According to the medieval Icelandic poet Snaebjorn, as quoted by Snorri Sturluson in the Skaldskaparmal section of his Prose Edda, ‘nine skerry-brides turn fast the most hostile island-box-mill out beyond the land’s edge’. This mill (eyludr) is cognate with mills mentioned or hinted at in other Icelandic texts – the poems Grottasongr and Vafthrudhnismal from the Poetic Edda; and Snorri’s own Gylfaginning – and closely related to the mill-like Sampo described in the Finnish traditions preserved in the Kalevala. These mills, sources of wealth and abundance, are cosmic structures; they are models of and metaphors for the world itself.
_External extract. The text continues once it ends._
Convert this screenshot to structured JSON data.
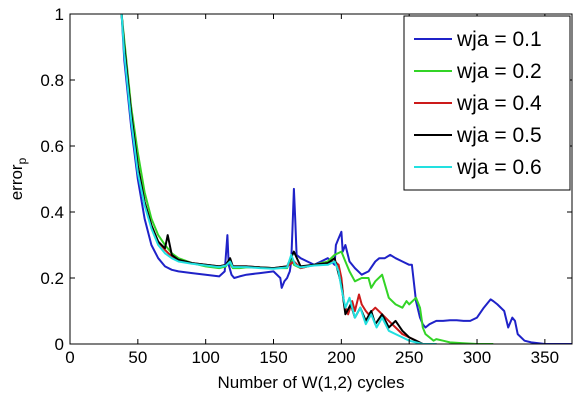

The essential image is that of the rotary quern, comprising a flat, unmoving lower millstone and an upper stone revolved by turning a handle. The lower stone represents the earth as perceived by early cosmologists: a flat, immobile disc. The upper stone represents the sky, which is seen as revolving about the celestial axis in the far north. The imagery is extended by the English abbot lfric in his Homilies, composed in the last decade of the tenth century. He incorporates the paddles used to power early vertical water-mills, so that the earth and sky are augmented by the underworld, giving a tripartite division of the cosmos, in accordance with other, pagan cosmological patterns.